Unfortunately, most of the time the diagnoses thrown around are no more accurate than what you would get for 5 cents from Lucy Van Pelt’s Psychiatry Booth in Charlie Brown.
Not only should lay people refrain from making psychiatric diagnoses, but mental health professionals, including psychiatrists, have recently reignited this debate over the appropriateness of offering an opinion or diagnosis on public figures. In fact, the American Psychiatric Association has a Principle of Medical Ethics known as the Goldwater Rule. Part of the rule states “it is unethical for a psychiatrist to offer a professional opinion about an individual based on publicly available information without conducting an examination.” The Goldwater Rule evolved out of an incident involving Barry Goldwater who was a presidential candidate in 1964. A magazine had polled 12,356 psychiatrists in regards to his mental fitness to be president. It was published that 1189 of the 2417 who responded deemed Goldwater psychologically unfit to be president. Goldwater ultimately lost the election, but he did win a libel suit against the magazine. (https://www.psychiatry.org/news-room/apa-blogs/apa-blog/2016/08/the-goldwater-rule)

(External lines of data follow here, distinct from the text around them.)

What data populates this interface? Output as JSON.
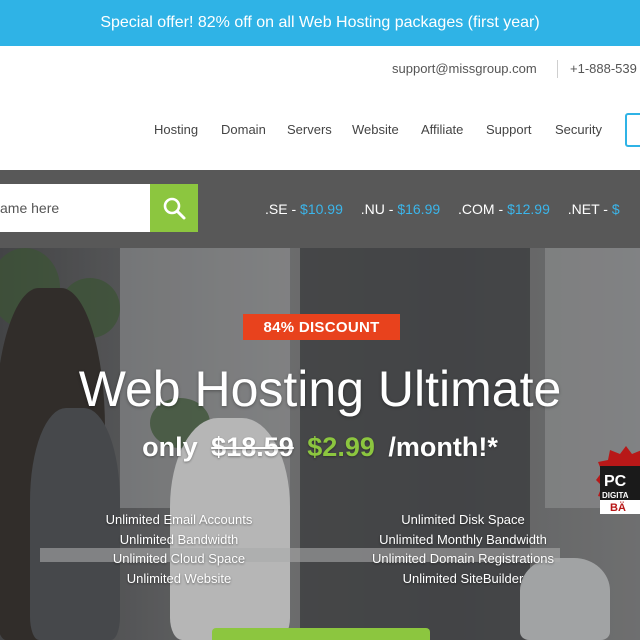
{
  "offer_banner": {
    "text": "Special offer! 82% off on all Web Hosting packages (first year)"
  },
  "contact": {
    "email": "support@missgroup.com",
    "phone": "+1-888-539"
  },
  "nav": {
    "items": [
      "Hosting",
      "Domain",
      "Servers",
      "Website",
      "Affiliate",
      "Support",
      "Security"
    ]
  },
  "domain_search": {
    "placeholder": "ame here",
    "button_icon": "search-icon",
    "prices": [
      {
        "tld": ".SE",
        "price": "$10.99"
      },
      {
        "tld": ".NU",
        "price": "$16.99"
      },
      {
        "tld": ".COM",
        "price": "$12.99"
      },
      {
        "tld": ".NET",
        "price": "$"
      }
    ]
  },
  "hero": {
    "badge": "84% DISCOUNT",
    "title": "Web Hosting Ultimate",
    "price_prefix": "only",
    "old_price": "$18.59",
    "new_price": "$2.99",
    "price_suffix": "/month!*",
    "features_left": [
      "Unlimited Email Accounts",
      "Unlimited Bandwidth",
      "Unlimited Cloud Space",
      "Unlimited Website"
    ],
    "features_right": [
      "Unlimited Disk Space",
      "Unlimited Monthly Bandwidth",
      "Unlimited Domain Registrations",
      "Unlimited SiteBuilder"
    ],
    "award": {
      "line1": "PC",
      "line2": "DIGITA",
      "line3": "BÄ"
    }
  },
  "colors": {
    "accent": "#2fb3e6",
    "green": "#8cc63f",
    "badge": "#e8421d",
    "bar": "#585858"
  }
}
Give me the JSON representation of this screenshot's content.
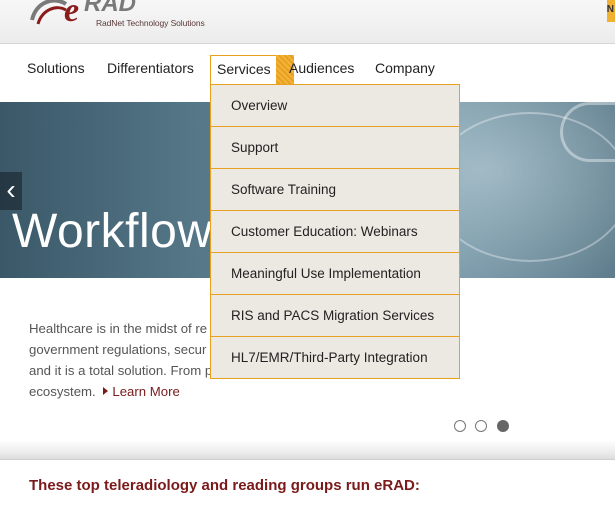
{
  "brand": {
    "logo_letter": "e",
    "logo_word": "RAD",
    "tagline": "RadNet Technology Solutions"
  },
  "corner_badge": "N",
  "nav": {
    "items": [
      {
        "label": "Solutions"
      },
      {
        "label": "Differentiators"
      },
      {
        "label": "Services"
      },
      {
        "label": "Audiences"
      },
      {
        "label": "Company"
      }
    ],
    "active": "Services"
  },
  "dropdown": {
    "items": [
      {
        "label": "Overview"
      },
      {
        "label": "Support"
      },
      {
        "label": "Software Training"
      },
      {
        "label": "Customer Education: Webinars"
      },
      {
        "label": "Meaningful Use Implementation"
      },
      {
        "label": "RIS and PACS Migration Services"
      },
      {
        "label": "HL7/EMR/Third-Party Integration"
      }
    ]
  },
  "hero": {
    "headline": "Workflow",
    "prev_arrow": "‹"
  },
  "intro": {
    "lines": [
      "Healthcare is in the midst of re                                                  t, cloud computing, health",
      "government regulations, secur                                                   ynamically automates the",
      "and it is a total solution. From                                                  patient appointment rem",
      "ecosystem."
    ],
    "learn_more": "Learn More"
  },
  "carousel": {
    "slide_count": 3,
    "active_index": 2
  },
  "section": {
    "title": "These top teleradiology and reading groups run eRAD:"
  },
  "colors": {
    "accent": "#e8a020",
    "brand_red": "#7a1a1a",
    "dropdown_bg": "#ece8e2"
  }
}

Psychiatric diagnosis occurs in the context of an evaluation. A diagnosis is given only after thorough examination, history taking, and the gathering of collateral information when available. Psychiatrists who render a diagnosis not in accordance with these standards of best practice compromise the integrity of the profession of psychiatry. Obviously, our off-handed, ill-informed “diagnoses” do not rise to any appreciable level of damage to psychiatry, but it is possible that we subtly chip away at the legitimacy of mental disorders. Every time we use the terms “bipolar, psycho, borderline” we water down the true meaning of the words. We become desensitized, we show our ignorance, and we display a lack of empathy towards what it really means to have bipolar disorder or borderline personality disorder, or what it feels like to be psychotic.

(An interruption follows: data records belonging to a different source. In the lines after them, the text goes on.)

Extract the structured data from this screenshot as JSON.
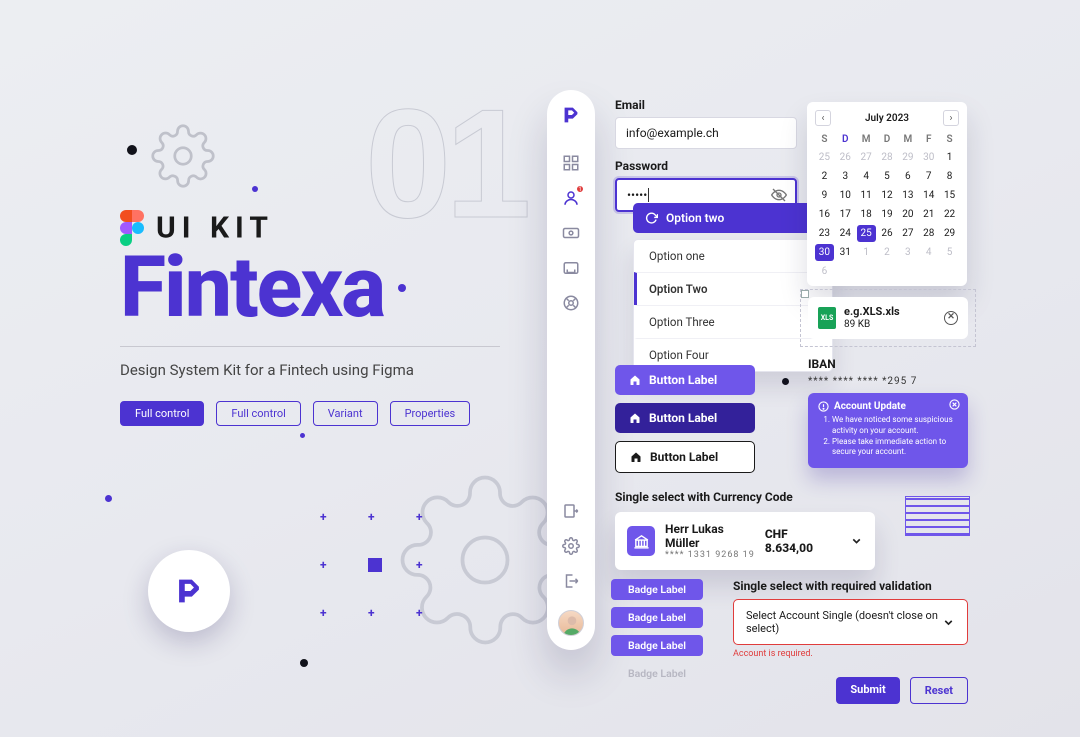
{
  "decor": {
    "big_number": "01"
  },
  "hero": {
    "tagline": "UI KIT",
    "brand": "Fintexa",
    "subtitle": "Design System Kit for a Fintech using Figma",
    "chips": [
      "Full control",
      "Full control",
      "Variant",
      "Properties"
    ]
  },
  "vnav": {
    "items": [
      {
        "name": "dashboard-icon"
      },
      {
        "name": "person-icon",
        "active": true,
        "badge": "1"
      },
      {
        "name": "payments-icon"
      },
      {
        "name": "inbox-icon"
      },
      {
        "name": "help-icon"
      }
    ],
    "footer_items": [
      {
        "name": "export-icon"
      },
      {
        "name": "settings-icon"
      },
      {
        "name": "logout-icon"
      }
    ]
  },
  "form": {
    "email": {
      "label": "Email",
      "value": "info@example.ch"
    },
    "password": {
      "label": "Password",
      "value": "•••••"
    }
  },
  "dropdown": {
    "selected": "Option two",
    "options": [
      "Option one",
      "Option Two",
      "Option Three",
      "Option Four"
    ]
  },
  "calendar": {
    "title": "July 2023",
    "dow": [
      "S",
      "D",
      "M",
      "D",
      "M",
      "F",
      "S"
    ],
    "dow_accent_index": 1,
    "leading_muted": [
      25,
      26,
      27,
      28,
      29,
      30
    ],
    "days_in_month": 31,
    "trailing_muted": [
      1,
      2,
      3,
      4,
      5,
      6
    ],
    "selected": [
      25,
      30
    ]
  },
  "file": {
    "name": "e.g.XLS.xls",
    "size": "89 KB"
  },
  "buttons": {
    "a": "Button Label",
    "b": "Button Label",
    "c": "Button Label"
  },
  "iban": {
    "label": "IBAN",
    "value": "**** **** **** *295 7"
  },
  "alert": {
    "title": "Account Update",
    "items": [
      "We have noticed some suspicious activity on your account.",
      "Please take immediate action to secure your account."
    ]
  },
  "currency": {
    "section_label": "Single select with Currency Code",
    "name": "Herr Lukas Müller",
    "acct": "**** 1331 9268 19",
    "amount": "CHF 8.634,00"
  },
  "badges": [
    "Badge Label",
    "Badge Label",
    "Badge Label",
    "Badge Label"
  ],
  "select_err": {
    "section_label": "Single select with required validation",
    "placeholder": "Select Account Single (doesn't close on select)",
    "error": "Account is required."
  },
  "actions": {
    "submit": "Submit",
    "reset": "Reset"
  }
}
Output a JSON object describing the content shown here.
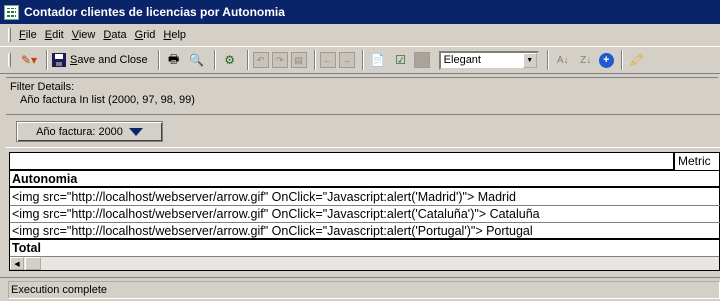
{
  "window": {
    "title": "Contador clientes de licencias por Autonomia"
  },
  "menu": {
    "items": [
      {
        "key": "F",
        "rest": "ile"
      },
      {
        "key": "E",
        "rest": "dit"
      },
      {
        "key": "V",
        "rest": "iew"
      },
      {
        "key": "D",
        "rest": "ata"
      },
      {
        "key": "G",
        "rest": "rid"
      },
      {
        "key": "H",
        "rest": "elp"
      }
    ]
  },
  "toolbar": {
    "save_close_key": "S",
    "save_close_rest": "ave and Close",
    "style_value": "Elegant"
  },
  "filter": {
    "label": "Filter Details:",
    "value": "Año factura In list (2000, 97, 98, 99)"
  },
  "page_by": {
    "label": "Año factura: 2000"
  },
  "grid": {
    "metric_header": "Metric",
    "row_header": "Autonomia",
    "rows": [
      "<img src=\"http://localhost/webserver/arrow.gif\" OnClick=\"Javascript:alert('Madrid')\"> Madrid",
      "<img src=\"http://localhost/webserver/arrow.gif\" OnClick=\"Javascript:alert('Cataluña')\"> Cataluña",
      "<img src=\"http://localhost/webserver/arrow.gif\" OnClick=\"Javascript:alert('Portugal')\"> Portugal"
    ],
    "total_label": "Total"
  },
  "status": {
    "text": "Execution complete"
  }
}
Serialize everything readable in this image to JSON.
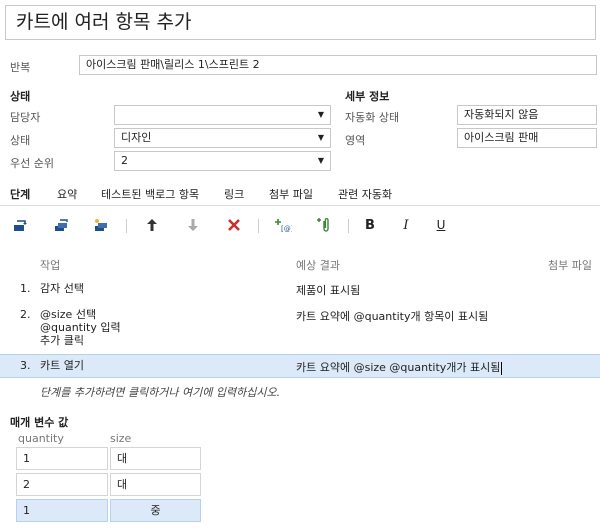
{
  "title": "카트에 여러 항목 추가",
  "iteration": {
    "label": "반복",
    "value": "아이스크림 판매\\릴리스 1\\스프린트 2"
  },
  "status": {
    "heading": "상태",
    "assigned_label": "담당자",
    "assigned_value": "",
    "state_label": "상태",
    "state_value": "디자인",
    "priority_label": "우선 순위",
    "priority_value": "2"
  },
  "details": {
    "heading": "세부 정보",
    "automation_label": "자동화 상태",
    "automation_value": "자동화되지 않음",
    "area_label": "영역",
    "area_value": "아이스크림 판매"
  },
  "tabs": [
    "단계",
    "요약",
    "테스트된 백로그 항목",
    "링크",
    "첨부 파일",
    "관련 자동화"
  ],
  "toolbar": {
    "bold": "B",
    "italic": "I",
    "underline": "U"
  },
  "steps": {
    "col_action": "작업",
    "col_expected": "예상 결과",
    "col_attachments": "첨부 파일",
    "rows": [
      {
        "num": "1.",
        "action": [
          "감자 선택"
        ],
        "expected": "제품이 표시됨"
      },
      {
        "num": "2.",
        "action": [
          "@size 선택",
          "@quantity 입력",
          "추가 클릭"
        ],
        "expected": "카트 요약에 @quantity개 항목이 표시됨"
      },
      {
        "num": "3.",
        "action": [
          "카트 열기"
        ],
        "expected": "카트 요약에 @size @quantity개가 표시됨"
      }
    ],
    "hint": "단계를 추가하려면 클릭하거나 여기에 입력하십시오."
  },
  "params": {
    "title": "매개 변수 값",
    "headers": [
      "quantity",
      "size"
    ],
    "rows": [
      [
        "1",
        "대"
      ],
      [
        "2",
        "대"
      ],
      [
        "1",
        "중"
      ]
    ]
  },
  "colors": {
    "selection": "#dce9f8",
    "delete": "#c8302c",
    "link_icon": "#3a8a3a"
  }
}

Even though the use of mental disorder terms has become so acceptable, so common place, if you stop to really think about it, how is it any different than freely throwing around racial or gender slurs. One by one, let’s start to censor ourselves and each other. The next time you hear someone say “don’t listen to her, she’s schizoid,” have the courage to speak up and bring attention to what is being said, evaluate and decide if the use of those words actually convey the intention or spirit of the message, and have a discussion about other ways to express ourselves.